9/5/2025

Everything on recycling

It's all about recycling: MP Daniel Rinkert visits the transformation to Europe's leading recycling hub. With him: Speira's Managing Director Volker Backs and Rheinwerk Director Boris Kurth

•          Transformation of the Rhine plant progresses

•          Expansion of storage areas for scrap cans completed

Anyone travelling east on the A 57 motorway is familiar with the four 85-metre-high chimneys of the former aluminium smelter at Neuss Rheinwerk. Daniel Rinkert knows the 300-metre-long halls, where primary aluminium was smelted using enormous amounts of energy, from his many visits. Now the SPD member of the Bundestag from Grevenbroich was back, but the electrolysis furnaces had disappeared – replaced by partition walls for huge storage boxes.

This is transformation you can touch, the very concrete change from a linear to a circular business model. “Speira has moved away from energy-intensive primary production. This decision was inevitable in light of Germany's energy policy outlook and our responsibility for the future viability of our entire company. And our transformation into a pure recycling group – a path we began over 20 years ago – has been accelerated once again,” explains Volker Backs, Managing Director of Speira.

Daniel Rinkert, Member of the German Parliament and Deputy Spokesperson for Climate and Environment in the SPD parliamentary group, believes: “Speira is demonstrating how the transformation can succeed with new economic impetus. The SPD's task is to support companies in this process. Reliability and predictability are crucial here. We will therefore continue to speed up the planning and approval processes and ensure that there are no price jumps in emissions trading that could stifle the transformation.”

40 million euros for the circular economy

Speira is investing 40 million euros in additional recycling capacity at its Rhine plant, with the aim of achieving total CO2 savings of up to 1.5 million tonnes per year. A new melting furnace exclusively for scrap was delivered in the summer and is now being installed. Production is scheduled to start in early 2026. At the same time, the third of four existing casting plants is being converted and optimised for recycled alloys. In this way, the Rheinwerk is further reducing its ecological footprint.
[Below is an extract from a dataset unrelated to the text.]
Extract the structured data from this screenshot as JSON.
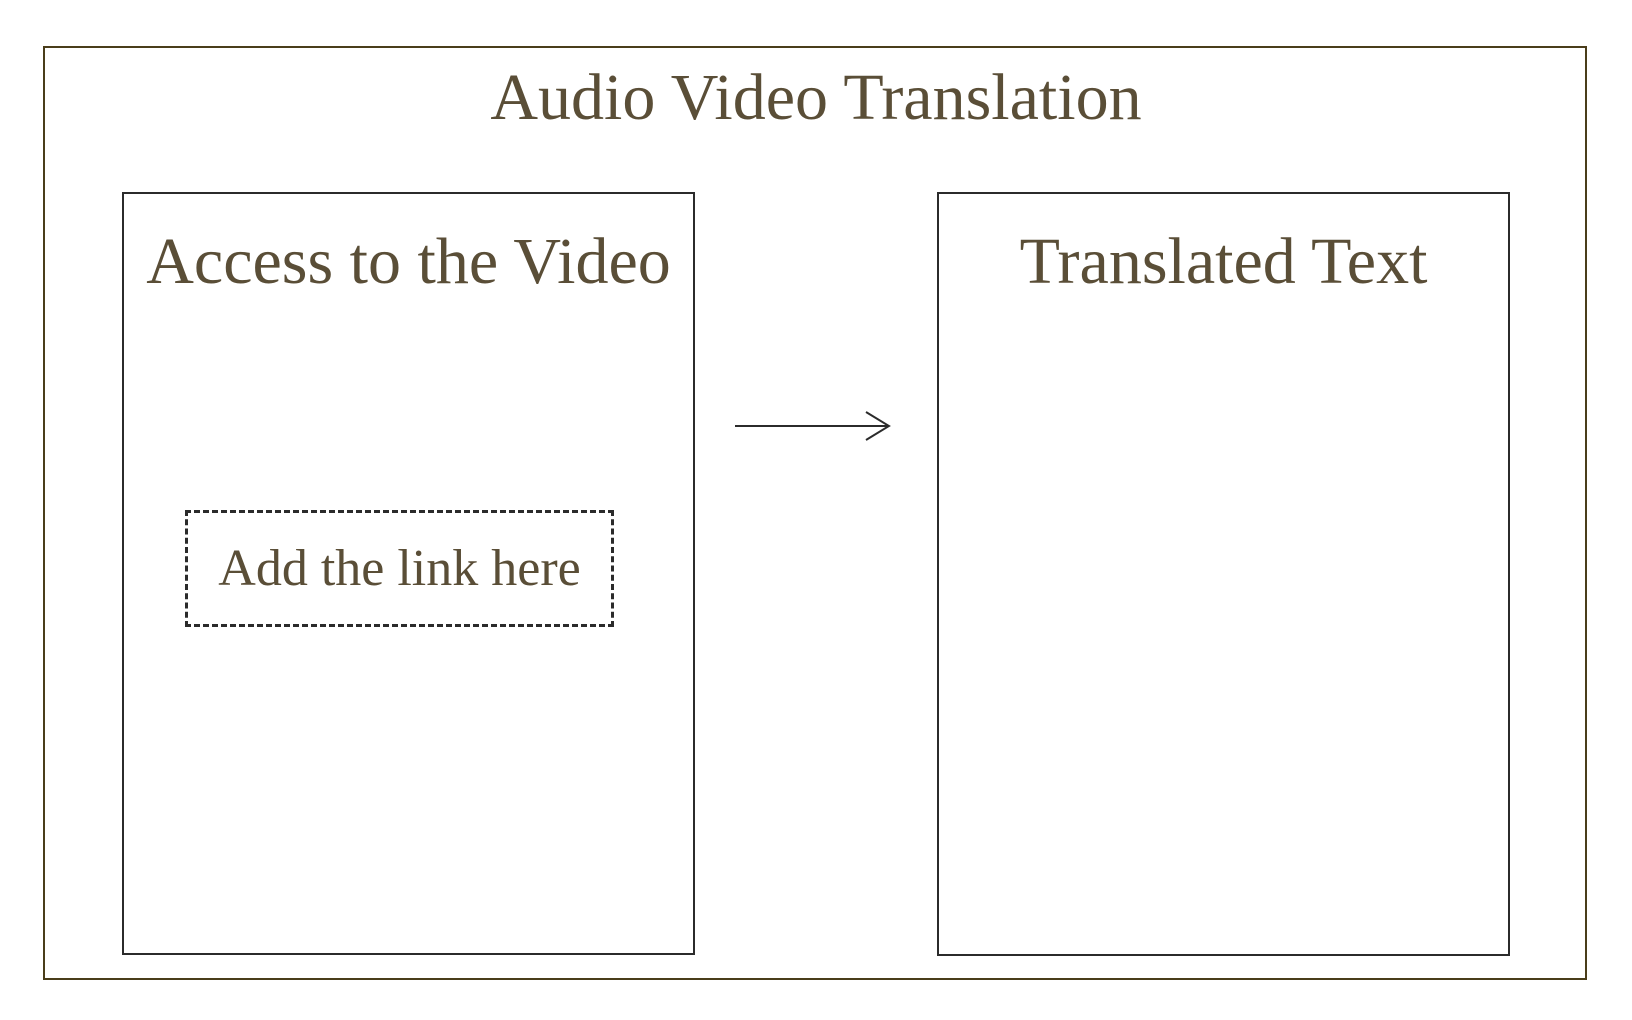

The new scrap storage facility is already complete, because the furnaces – and with them Speira's ambition to develop the Rhine plant into Europe's leading recycling hub – need to be ‘fed’. The new storage areas cover a third of the decommissioned smelter and will be supplemented by facilities for sampling incoming scrap. ‘The long halls allowed us to think and plan big. This huge new scrap storage facility creates space for more input for all our recycling furnaces – not just the new one,’ says Boris Kurth, head of the beverage can business at Speira and head of the Rheinwerk. ‘We need the sampling for scrap that has already gone through one life cycle. These “post-consumer scraps” are a source that we want to utilise much more.’

Everything for the fast-moving recycling good

The new recycling furnace will then melt aluminium alloys that are processed into beverage cans after rolling. Speira can demonstrate its own sustainability ambitions particularly well in this market. This is because beverage cans are a very fast-moving product, with a life cycle from production to filling, retail sale, consumption by the end user, disposal and recycling lasting only around 60 days. This means that the same aluminium cans pass through Speira's recycling facilities many times a year, allowing the ecological advantages of state-of-the-art technology to be exploited particularly frequently and efficiently. That is why Speira is also committed to continuously improving the recycling rate for beverage cans: under the umbrella of the European Aluminium association, the company is working with other manufacturers to research recycling-friendly alloys and promote deposit, return and collection systems for this valuable light metal.